Description:
Who could forget the pranks, the adventures, the sheer fun of Tom Sawyer? From Tom's sly trickery with the whitewashed fence to his and Becky Thatcher's calamities in Bat Cave, the enjoyment never ends.
Just what did boys do in a small town during the mid-1800s, a time when there were no televisions, no arcades, and no videos? They whitewashed fences, floated down rivers, traded marbles, formed secret societies, smoked pipes, and, on occasion, managed to attend their own funerals. Yes, they may have been a bit mischievous, but as Aunt Polly said of Tom when she believed him to be dead, "He was the best-hearted boy that ever was." Aunt Polly's sentiments reveal one of Mark Twain's cardinal philosophies: In this deceitful and infirm world, innocence can be found only in the heart of a boy.
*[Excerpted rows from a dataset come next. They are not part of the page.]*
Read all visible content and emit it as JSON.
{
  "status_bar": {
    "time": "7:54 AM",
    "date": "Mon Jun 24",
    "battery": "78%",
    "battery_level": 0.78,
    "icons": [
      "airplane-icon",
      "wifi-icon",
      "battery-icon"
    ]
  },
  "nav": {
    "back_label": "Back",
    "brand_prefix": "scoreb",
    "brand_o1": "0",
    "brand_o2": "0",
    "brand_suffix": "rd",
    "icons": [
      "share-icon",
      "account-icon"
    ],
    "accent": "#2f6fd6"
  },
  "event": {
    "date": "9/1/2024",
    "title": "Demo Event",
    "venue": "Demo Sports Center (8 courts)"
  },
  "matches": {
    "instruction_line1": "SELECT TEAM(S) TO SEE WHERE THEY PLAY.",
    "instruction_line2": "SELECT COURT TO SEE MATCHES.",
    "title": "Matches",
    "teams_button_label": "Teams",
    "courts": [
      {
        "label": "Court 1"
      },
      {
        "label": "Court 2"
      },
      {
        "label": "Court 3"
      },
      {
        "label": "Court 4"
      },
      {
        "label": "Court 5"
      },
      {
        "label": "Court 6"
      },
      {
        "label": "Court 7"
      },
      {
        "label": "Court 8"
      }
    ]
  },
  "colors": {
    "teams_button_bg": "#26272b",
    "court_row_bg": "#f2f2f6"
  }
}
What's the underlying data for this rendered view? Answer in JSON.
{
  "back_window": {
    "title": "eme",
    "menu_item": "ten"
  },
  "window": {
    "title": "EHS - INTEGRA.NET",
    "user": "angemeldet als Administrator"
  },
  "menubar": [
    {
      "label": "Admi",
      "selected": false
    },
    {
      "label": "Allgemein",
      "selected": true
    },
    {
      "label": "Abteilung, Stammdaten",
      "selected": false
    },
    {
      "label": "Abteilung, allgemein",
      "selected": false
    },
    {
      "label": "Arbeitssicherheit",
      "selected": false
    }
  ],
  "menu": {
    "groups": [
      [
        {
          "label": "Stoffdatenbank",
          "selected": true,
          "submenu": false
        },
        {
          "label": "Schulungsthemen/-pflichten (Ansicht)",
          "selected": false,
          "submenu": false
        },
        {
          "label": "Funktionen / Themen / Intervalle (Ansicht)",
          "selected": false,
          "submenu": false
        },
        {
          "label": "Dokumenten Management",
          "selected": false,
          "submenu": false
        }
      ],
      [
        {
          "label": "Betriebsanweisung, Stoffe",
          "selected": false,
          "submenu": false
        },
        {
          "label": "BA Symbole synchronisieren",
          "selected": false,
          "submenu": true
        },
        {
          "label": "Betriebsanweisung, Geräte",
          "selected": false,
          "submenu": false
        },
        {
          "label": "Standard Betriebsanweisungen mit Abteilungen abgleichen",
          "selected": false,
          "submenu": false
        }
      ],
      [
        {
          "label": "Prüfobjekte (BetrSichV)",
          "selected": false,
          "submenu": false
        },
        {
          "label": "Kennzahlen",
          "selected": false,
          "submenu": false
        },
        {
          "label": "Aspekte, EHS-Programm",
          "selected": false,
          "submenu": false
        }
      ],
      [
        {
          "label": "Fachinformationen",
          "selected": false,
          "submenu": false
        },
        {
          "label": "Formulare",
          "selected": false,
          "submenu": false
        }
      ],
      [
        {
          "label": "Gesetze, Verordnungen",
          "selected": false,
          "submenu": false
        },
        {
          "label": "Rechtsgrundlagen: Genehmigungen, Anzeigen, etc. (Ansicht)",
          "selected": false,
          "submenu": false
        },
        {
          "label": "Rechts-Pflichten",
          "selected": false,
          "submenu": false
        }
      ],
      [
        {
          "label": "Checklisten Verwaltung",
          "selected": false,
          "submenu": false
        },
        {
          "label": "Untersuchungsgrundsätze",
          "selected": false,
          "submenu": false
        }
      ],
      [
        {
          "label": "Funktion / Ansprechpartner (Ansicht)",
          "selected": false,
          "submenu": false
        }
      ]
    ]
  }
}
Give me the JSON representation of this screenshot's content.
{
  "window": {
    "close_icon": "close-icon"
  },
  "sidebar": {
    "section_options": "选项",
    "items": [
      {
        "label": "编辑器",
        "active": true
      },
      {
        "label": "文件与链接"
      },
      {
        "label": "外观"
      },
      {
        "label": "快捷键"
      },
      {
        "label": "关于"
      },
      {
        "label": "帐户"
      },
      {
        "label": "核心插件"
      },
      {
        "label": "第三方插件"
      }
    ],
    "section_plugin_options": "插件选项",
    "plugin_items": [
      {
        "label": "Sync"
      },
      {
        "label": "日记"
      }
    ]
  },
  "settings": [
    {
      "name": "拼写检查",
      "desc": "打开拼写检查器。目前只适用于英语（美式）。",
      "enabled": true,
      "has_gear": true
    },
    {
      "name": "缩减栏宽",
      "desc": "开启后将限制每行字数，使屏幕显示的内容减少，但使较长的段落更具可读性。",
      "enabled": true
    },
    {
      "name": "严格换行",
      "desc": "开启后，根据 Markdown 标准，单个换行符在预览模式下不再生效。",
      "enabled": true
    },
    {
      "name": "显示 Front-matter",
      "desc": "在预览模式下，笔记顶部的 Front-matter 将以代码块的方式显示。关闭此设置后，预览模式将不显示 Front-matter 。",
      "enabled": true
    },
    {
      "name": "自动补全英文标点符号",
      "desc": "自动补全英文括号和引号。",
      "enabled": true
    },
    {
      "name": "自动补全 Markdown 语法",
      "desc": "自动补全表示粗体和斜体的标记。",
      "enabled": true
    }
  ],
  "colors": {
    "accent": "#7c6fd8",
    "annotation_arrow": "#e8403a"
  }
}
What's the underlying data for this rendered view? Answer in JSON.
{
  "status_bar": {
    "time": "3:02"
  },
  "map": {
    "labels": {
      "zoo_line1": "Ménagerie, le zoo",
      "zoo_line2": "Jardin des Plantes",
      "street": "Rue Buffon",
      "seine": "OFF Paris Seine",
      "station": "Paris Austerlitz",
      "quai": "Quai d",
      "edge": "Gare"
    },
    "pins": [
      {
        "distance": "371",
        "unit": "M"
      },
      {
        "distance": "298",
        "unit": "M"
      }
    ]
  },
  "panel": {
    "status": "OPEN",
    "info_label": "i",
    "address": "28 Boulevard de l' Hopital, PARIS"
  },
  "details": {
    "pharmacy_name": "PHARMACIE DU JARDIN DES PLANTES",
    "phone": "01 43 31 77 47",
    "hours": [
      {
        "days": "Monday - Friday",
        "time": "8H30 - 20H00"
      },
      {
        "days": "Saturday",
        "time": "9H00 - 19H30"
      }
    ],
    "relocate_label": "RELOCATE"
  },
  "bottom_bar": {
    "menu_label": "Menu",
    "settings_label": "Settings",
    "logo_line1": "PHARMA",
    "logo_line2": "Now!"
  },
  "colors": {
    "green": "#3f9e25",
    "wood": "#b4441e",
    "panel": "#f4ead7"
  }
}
The Adventures of Tom Sawyer is a humorous and nostalgic book depicting the carefree days of boyhood in a small Midwestern town. The characters are based on Twain's schoolmates and the town, Hannibal, Missouri, is where Twain grew up.
Brief description: Mark Twain, considered one of the greatest writers in American literature, was born Samuel Clemens in Florida, Missouri, in 1835, and died in Redding, Connecticut in 1910. As a young child, he moved with his family to Hannibal, Missouri, on the banks of the Mississippi River, a setting that inspired his two best-known novels, The Adventures of Tom Sawyer and Adventures of Huckleberry Finn. In his person and in his pursuits, he was a man of extraordinary contrasts. Although he left school at 12 when his father died, he was eventually awarded honorary degrees from Yale University, the University of Missouri, and Oxford University. His career encompassed such varied occupations as printer, Mississippi riverboat pilot, journalist, travel writer, and publisher. He made fortunes from his writing but toward the end of his life he had to resort to lecture tours to pay his debts. He was hot-tempered, profane, and sentimental--and also pessimistic, cynical, and tortured by self-doubt. His nostalgia for the past helped produce some of his best books. He lives in American letters as a great artist, described by writer William Dean Howells as "the Lincoln of our literature." Twain and his wife, Olivia Langdon Clemens, had four children--a son, Langdon, who died as an infant, and three daughters, Susy, Clara, and Jean.